Allograft for myeloid malignancies in the year of 70 years old and beyond: No impact of pre-graft immune, nutritional and inflammatory status on outcome. Free

Background: The applicability of allogeneic stem cell transplantation (Allo-SCT) in elderly patients is debated and remains challenging. Beyond age and comorbidities, nutritional and inflammatory status has been poorly studied in these patients (Miyazaki, TCT 2024).

Material and Methods: This was a retrospective monocentric study aiming to describe the overall survival (OS) of patients allografted during or after their 70th year (y) of life. Secondary objectives were progression free survival (PFS), GVHD free-relapse free survival (GRFS), non-relapse mortality (NRM), relapse incidence (RI), the number of days hospitalized for complications during the first post-transplant year (excluding rehabilitation stays), as well as the impact of the pre-graft immune, nutritional and inflammatory status. For immune status, we considered total lymphocytes, monocytes, CD3+, CD4+ and CD8+ T cells as well as B and NK cells and gamma globulin rate. Albumin was considered for the nutritional status at transplant. For the inflammatory status, we considered three markers (ferritin, C Reactive Protein [CRP] and fibrinogen) and four composite scores : CAR (CRP/albumin), CFA (CRP x fibrinogen/albumin), Glasgow prognostic score (GPS) and modified GPS (mGPS). GPS and mGPS were scored 0 to 2 based on CRP (> 1 mg/dL) and albumin (< 3.5 g/dL) levels, as previously described (Shibasaki, Clin Transplant 2017). Pre-transplant blood samples were obtained routinely within 1 month before initiation of the conditioning regimen. Data were recorded up to June 2025 and all living patients gave non opposition informed consent. The study was approved by the Ethic Review Board of our institution. Statistical analyses were performed in July 2025 using R version 4.2.2.

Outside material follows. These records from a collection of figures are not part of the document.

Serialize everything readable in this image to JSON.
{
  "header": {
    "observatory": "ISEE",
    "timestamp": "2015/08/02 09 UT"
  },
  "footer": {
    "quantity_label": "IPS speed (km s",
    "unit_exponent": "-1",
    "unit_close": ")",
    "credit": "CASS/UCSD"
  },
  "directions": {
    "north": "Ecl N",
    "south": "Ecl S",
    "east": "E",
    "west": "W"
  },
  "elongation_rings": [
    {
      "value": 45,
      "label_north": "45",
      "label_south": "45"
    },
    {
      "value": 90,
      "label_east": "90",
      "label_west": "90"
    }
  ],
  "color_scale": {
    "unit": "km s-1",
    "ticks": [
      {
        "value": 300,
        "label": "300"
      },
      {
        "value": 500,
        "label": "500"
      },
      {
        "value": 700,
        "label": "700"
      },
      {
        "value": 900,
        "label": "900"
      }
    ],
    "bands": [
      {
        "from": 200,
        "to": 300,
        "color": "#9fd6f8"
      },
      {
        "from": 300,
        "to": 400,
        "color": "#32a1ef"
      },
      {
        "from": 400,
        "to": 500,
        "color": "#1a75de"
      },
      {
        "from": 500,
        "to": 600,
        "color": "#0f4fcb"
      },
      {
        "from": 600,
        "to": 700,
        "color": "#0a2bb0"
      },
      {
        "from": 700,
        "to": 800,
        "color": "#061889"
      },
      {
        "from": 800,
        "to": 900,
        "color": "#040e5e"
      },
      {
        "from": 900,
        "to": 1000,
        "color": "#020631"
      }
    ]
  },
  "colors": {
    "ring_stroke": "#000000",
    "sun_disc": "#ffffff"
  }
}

Results: Between January 2013 and December 2023, 58 patients with a median age of 70.3y (IQR 69.9-71.0) were identified. Age at transplant was 69y for 16 (all ≥69.5y), 70 for 26, 71 for 6, 72 for 7 and 73 for 3. Most were transplanted for AML (n=24), followed by MDS (n=17), MPN (n=9) and MDS/MPN (n=8). Nineteen underwent upfront transplant while 22 and 17 had prior intensive and non-intensive chemotherapy, respectively. Among pre-treated patients (n=39), 32 were in CR at time of transplant. Most donors were MUD (n=36), followed by haploidentical (n=13), sibling (n=7), and other (n=2). With a median follow up of 66.5 months (95%CI: 44.9-81.8), 2y OS, PFS, GRFS, NRM and RI were 64% (52-77), 57% (45-71), 43% (32-58), 29% (18-42) and 14% (6.5-24), respectively. At 5 years it was 47% (35-64), 42% (31-59), 29% (19-45), 39% (26-53) and 18% (9.2-30), respectively. Day-100 acute grade 2-4 and 3-4 GVHD and 2-year extensive chronic GVHD were 29% (18-41), 14% (6.4-24) and 21% (11-33) respectively. Nutritional status was good, with only one patient with hypoalbuminemia. Most patients had elevated ferritin (83%), while elevated CRP and fibrinogen were observed in 45% and 28% of patients, respectively. Median CFA and CAR were both 0.00; and GPS and mGPS scores were 0 in 80% and 81% of patients. None of these markers influenced OS, PFS, GRFS, NRM or RI. All patients had at least one immune marker below normal; lymphopenia was observed in 71%, B cell and NK cell lymphopenia in 74% and 52%; and hypogammaglobulinemia in 7%. None of the immune markers impacted post-transplant outcomes. The median number of days spent in hospital for complications during the first post-transplant year was 9.5 (IQR 0-27.25; range 0-226). In multivariate analysis, AML (vs. other myeloid neoplasms) was the only factor associated with better OS (HR 0.38, 95%CI:0.16-0.91, p=0.031). Use of a non-matched donor was associated with longer hospitalization for the transplant procedure, while non-CR status predicted longer cumulative hospitalization for complications during the first post-transplant year (OR 11.87, 95%CI:1.74-94.44, p=0.007). Older age was associated with fewer hospital days during that time (OR 0.62, 95%CI:0.42-0.96, p=0.049), suggesting a selection bias towards fitter elderly patients.

Conclusion: This retrospective monocentric study showed encouraging survival in patients transplanted in their seventies for myeloid malignancies, suggesting that age up to 75 years should not be considered an exclusion criterion for such procedure. However, the uniformly good nutritional status reflects in part a selection for transplant eligibility. Finally, pre-transplant immune deficiency and systemic inflammation had no impact on outcomes.